K-10 Kommunale Investitionsoffensive

Status:
Annahme

Weiterleitung an die SPD-Bundestagsfraktion

Die SPD-Fraktion im Bundestag wird dazu aufgefordert, gesetzliche Initiativen zu ergreifen, um den massiven Investitionsrückstand der Kommunen in Höhe von ca. 120 Mrd. Euro mittels einer Investitionsoffensive umfassend und zügig zu beheben.                                                        

Die gesetzlichen Initiativen müssen damit verbunden sein, dass im Rahmen der Investitionsoffensive keine ÖPP-Projekte oder Projekte, die zur Privatisierung öffentlicher Einrichtungen und Unternehmen führen, zugelassen werden. Die Investitionsoffensive muss dazu führen, dass die Kommunen in die Lage versetzt werden können, ihre Investitionsrückstände so schnell wie möglich zu beheben und die öffentliche Daseinsvorsorge umfassend mit geltendem Tarifvertrag des öffentlichen Dienstes (TVÖD bzw. TV-L) wiederherzustellen.

Die direkten Investitionsmittel für die Kommunen sollen mit der Auflage verbunden sein, dass alle Kommunen und kommunalen Träger öffentlicher Unternehmen sich auf die Einhaltung der Tarifbindung, die Unterbindung von Flucht aus dem geltenden Tarifvertrag des öffentlichen Dienst sowie auf die Rückführung ausgegliederter Bereiche bzw. von Tochterfirmen in die Mutterbetriebe unter den Geltungsbereich des Tarifvertrages des öffentlichen Dienstes verpflichten müssen.
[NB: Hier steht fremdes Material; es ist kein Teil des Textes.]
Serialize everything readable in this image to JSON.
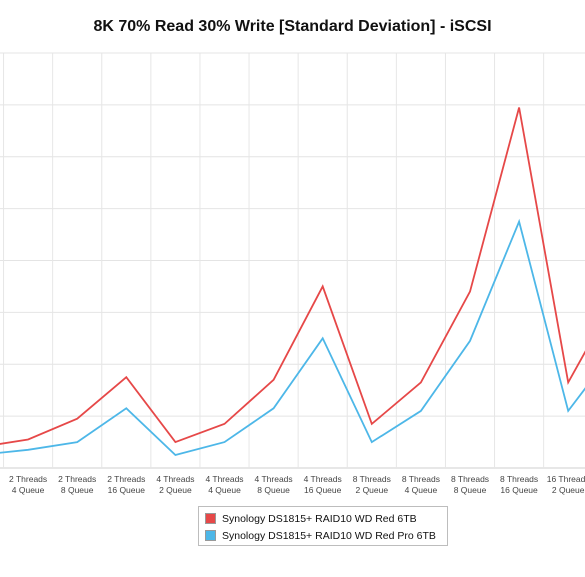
{
  "chart_data": {
    "type": "line",
    "title": "8K 70% Read 30% Write [Standard Deviation] - iSCSI",
    "xlabel": "",
    "ylabel": "",
    "categories": [
      [
        "2 Threads",
        "2 Queue"
      ],
      [
        "2 Threads",
        "4 Queue"
      ],
      [
        "2 Threads",
        "8 Queue"
      ],
      [
        "2 Threads",
        "16 Queue"
      ],
      [
        "4 Threads",
        "2 Queue"
      ],
      [
        "4 Threads",
        "4 Queue"
      ],
      [
        "4 Threads",
        "8 Queue"
      ],
      [
        "4 Threads",
        "16 Queue"
      ],
      [
        "8 Threads",
        "2 Queue"
      ],
      [
        "8 Threads",
        "4 Queue"
      ],
      [
        "8 Threads",
        "8 Queue"
      ],
      [
        "8 Threads",
        "16 Queue"
      ],
      [
        "16 Threads",
        "2 Queue"
      ],
      [
        "16 Threads",
        "4 Queue"
      ]
    ],
    "series": [
      {
        "name": "Synology DS1815+ RAID10 WD Red 6TB",
        "color": "#e64848",
        "values": [
          0.4,
          0.55,
          0.95,
          1.75,
          0.5,
          0.85,
          1.7,
          3.5,
          0.85,
          1.65,
          3.4,
          6.95,
          1.65,
          3.35
        ]
      },
      {
        "name": "Synology DS1815+ RAID10 WD Red Pro 6TB",
        "color": "#4db7e8",
        "values": [
          0.25,
          0.35,
          0.5,
          1.15,
          0.25,
          0.5,
          1.15,
          2.5,
          0.5,
          1.1,
          2.45,
          4.75,
          1.1,
          2.35
        ]
      }
    ],
    "ylim": [
      0,
      8
    ],
    "grid": true,
    "legend_position": "bottom-center"
  }
}
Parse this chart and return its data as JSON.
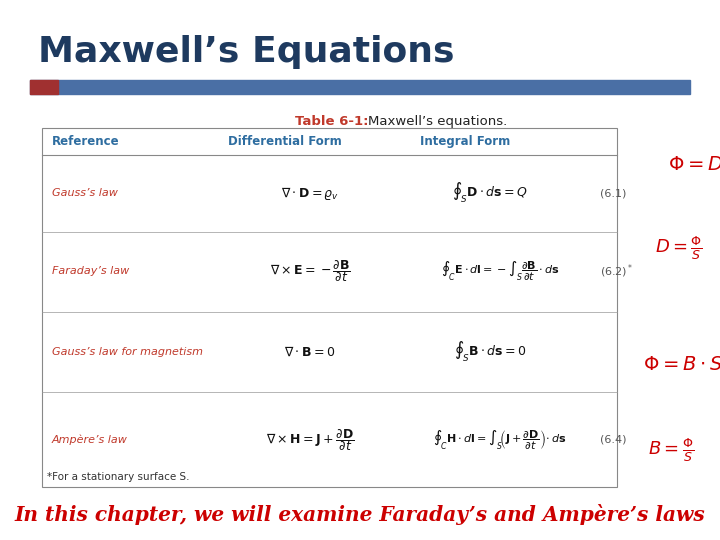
{
  "title": "Maxwell’s Equations",
  "title_color": "#1e3a5f",
  "title_fontsize": 26,
  "bg_color": "#ffffff",
  "bar_color": "#4a6fa5",
  "bar_red_color": "#a03030",
  "table_title_red": "#c0392b",
  "col_header_color": "#2e6da0",
  "row_ref_color": "#c0392b",
  "bottom_text_color": "#cc0000",
  "hw_color": "#cc0000",
  "footnote_text": "*For a stationary surface S.",
  "bottom_text": "In this chapter, we will examine Faraday’s and Ampère’s laws"
}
Die Bundestagsabgeordneten der SPD werden zudem aufgefordert, gesetzliche Initiativen zu ergreifen, um angesichts der Überalterung der Beschäftigten im öffentlichen Dienstes Richtlinien zur Stärkung des fachlichen Nachwuchses zu erstellen, die von den Landesregierungen mit entsprechenden Programmen umgesetzt werden müssen.

Begründung:
erfolgt mündlich
Empfehlung der Antragskommission:
Diskussion durch den Parteitag
Beschluss: des Landesparteirats der SPD Sachsen 30. November 2018
Text des Beschlusses:

Die SPD-Fraktion im Bundestag wird dazu aufgefordert, gesetzliche Initiativen zu ergreifen, um den massiven Investitionsrückstand der Kommunen in Höhe von ca. 120 Mrd. Euro mittels einer Investitionsoffensive umfassend und zügig zu beheben.                                                        

Die gesetzlichen Initiativen müssen damit verbunden sein, dass im Rahmen der Investitionsoffensive keine ÖPP-Projekte oder Projekte, die zur Privatisierung öffentlicher Einrichtungen und Unternehmen führen, zugelassen werden. Die Investitionsoffensive muss dazu führen, dass die Kommunen in die Lage versetzt werden können, ihre Investitionsrückstände so schnell wie möglich zu beheben und die öffentliche Daseinsvorsorge umfassend mit geltendem Tarifvertrag des öffentlichen Dienstes (TVÖD bzw. TV-L) wiederherzustellen.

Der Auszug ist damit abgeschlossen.